‘I’ll not forget.—Good-night!’
It was just sufficiently light in the passage for Walter to find his way about the old house. Having promised Silas Monk to make sure that every one had left the premises, he ran up the dark oaken staircase to ascertain whether the partners, who occupied the floor above the office, had gone. He found the doors to their rooms locked. The young man threw a glance around him, and then descended the way he had come, walking out into the court, behind the clerks’ offices, where the scaffolding was erected. It was not a large court, and on every side were high brick walls. The scaffolding reached from the ground almost to the eaves.
‘Any one there?’ Walter shouted.
Not a sound came back except a muttering echo of his own voice.
Walter Tiltcroft then turned to leave the house. But at this moment his conversation with Rachel occurred to him, and he thought that he might do something to clear up the mystery of her grandfather’s frequent absence from home at all hours of the night. ‘Why not,’ thought Walter, ‘watch the old man’s movements? Some clue might be found to the strange affair.’ He formed his plan of action without further delay. No moment could have been more opportune. He closed the front-door with a slam which shook the old house; then he crept back along the passage softly, and, seating himself in a dark corner on the staircase, watched for the figure of Silas Monk.

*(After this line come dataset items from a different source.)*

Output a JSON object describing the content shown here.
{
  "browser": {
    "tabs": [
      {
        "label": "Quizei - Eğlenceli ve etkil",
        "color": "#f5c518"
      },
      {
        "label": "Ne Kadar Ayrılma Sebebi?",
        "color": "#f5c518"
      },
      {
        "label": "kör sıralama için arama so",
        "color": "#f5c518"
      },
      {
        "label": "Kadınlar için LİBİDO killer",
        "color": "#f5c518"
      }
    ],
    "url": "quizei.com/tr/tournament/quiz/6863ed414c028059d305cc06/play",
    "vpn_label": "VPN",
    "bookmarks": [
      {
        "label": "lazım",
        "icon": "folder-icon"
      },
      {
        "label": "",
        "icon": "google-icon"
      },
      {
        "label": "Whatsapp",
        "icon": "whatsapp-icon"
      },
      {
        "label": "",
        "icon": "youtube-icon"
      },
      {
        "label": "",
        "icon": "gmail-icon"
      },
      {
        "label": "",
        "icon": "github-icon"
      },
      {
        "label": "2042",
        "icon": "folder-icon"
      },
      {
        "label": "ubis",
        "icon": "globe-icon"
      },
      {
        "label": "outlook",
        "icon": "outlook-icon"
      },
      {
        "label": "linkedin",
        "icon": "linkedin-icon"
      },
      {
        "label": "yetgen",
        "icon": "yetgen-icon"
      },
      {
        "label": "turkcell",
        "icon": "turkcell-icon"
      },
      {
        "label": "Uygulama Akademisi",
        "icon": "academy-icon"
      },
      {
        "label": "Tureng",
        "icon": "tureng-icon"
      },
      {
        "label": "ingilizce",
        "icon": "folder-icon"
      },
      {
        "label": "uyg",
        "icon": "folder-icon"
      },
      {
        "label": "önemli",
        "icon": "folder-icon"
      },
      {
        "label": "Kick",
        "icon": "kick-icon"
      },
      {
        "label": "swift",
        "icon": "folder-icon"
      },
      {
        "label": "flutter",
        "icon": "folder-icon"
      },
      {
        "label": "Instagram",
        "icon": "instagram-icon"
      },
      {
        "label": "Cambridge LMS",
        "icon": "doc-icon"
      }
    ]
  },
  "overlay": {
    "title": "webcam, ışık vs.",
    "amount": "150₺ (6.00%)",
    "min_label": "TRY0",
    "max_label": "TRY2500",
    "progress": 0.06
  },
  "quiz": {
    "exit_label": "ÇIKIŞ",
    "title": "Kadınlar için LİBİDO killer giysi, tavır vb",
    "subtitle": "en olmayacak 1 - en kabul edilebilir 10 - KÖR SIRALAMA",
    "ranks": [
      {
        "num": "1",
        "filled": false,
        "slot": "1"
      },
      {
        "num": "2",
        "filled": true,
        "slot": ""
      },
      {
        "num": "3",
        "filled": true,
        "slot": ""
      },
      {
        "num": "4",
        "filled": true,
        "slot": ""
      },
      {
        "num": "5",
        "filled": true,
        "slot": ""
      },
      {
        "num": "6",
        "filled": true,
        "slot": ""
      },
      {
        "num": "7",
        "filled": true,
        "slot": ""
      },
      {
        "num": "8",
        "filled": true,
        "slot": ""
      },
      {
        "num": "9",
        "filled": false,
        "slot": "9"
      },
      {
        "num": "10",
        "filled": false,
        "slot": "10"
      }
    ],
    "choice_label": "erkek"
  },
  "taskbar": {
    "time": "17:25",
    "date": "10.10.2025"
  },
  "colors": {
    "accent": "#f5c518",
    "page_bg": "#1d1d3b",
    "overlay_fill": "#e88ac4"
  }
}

The first thing he heard, very shortly after he had taken up his position, was a step in the passage leading from the courtyard. He sprang up with a quick beating heart, and reached the foot of the stairs just in time to confront a tall, powerful man dressed like a mason, and carrying in his hand a large basket of tools.
‘Why, Joe Grimrood,’ said Walter, ‘is that you?’
The man, who had a hangdog, defiant air, answered gruffly, as he scratched a mangy-looking skin-cap, pulled down to his eyebrows: ‘That’s me, sir; asking your pardon.’
‘Are you the last, Joe?’
‘There ain’t no more men on the scaffold, if that’s what you mean.’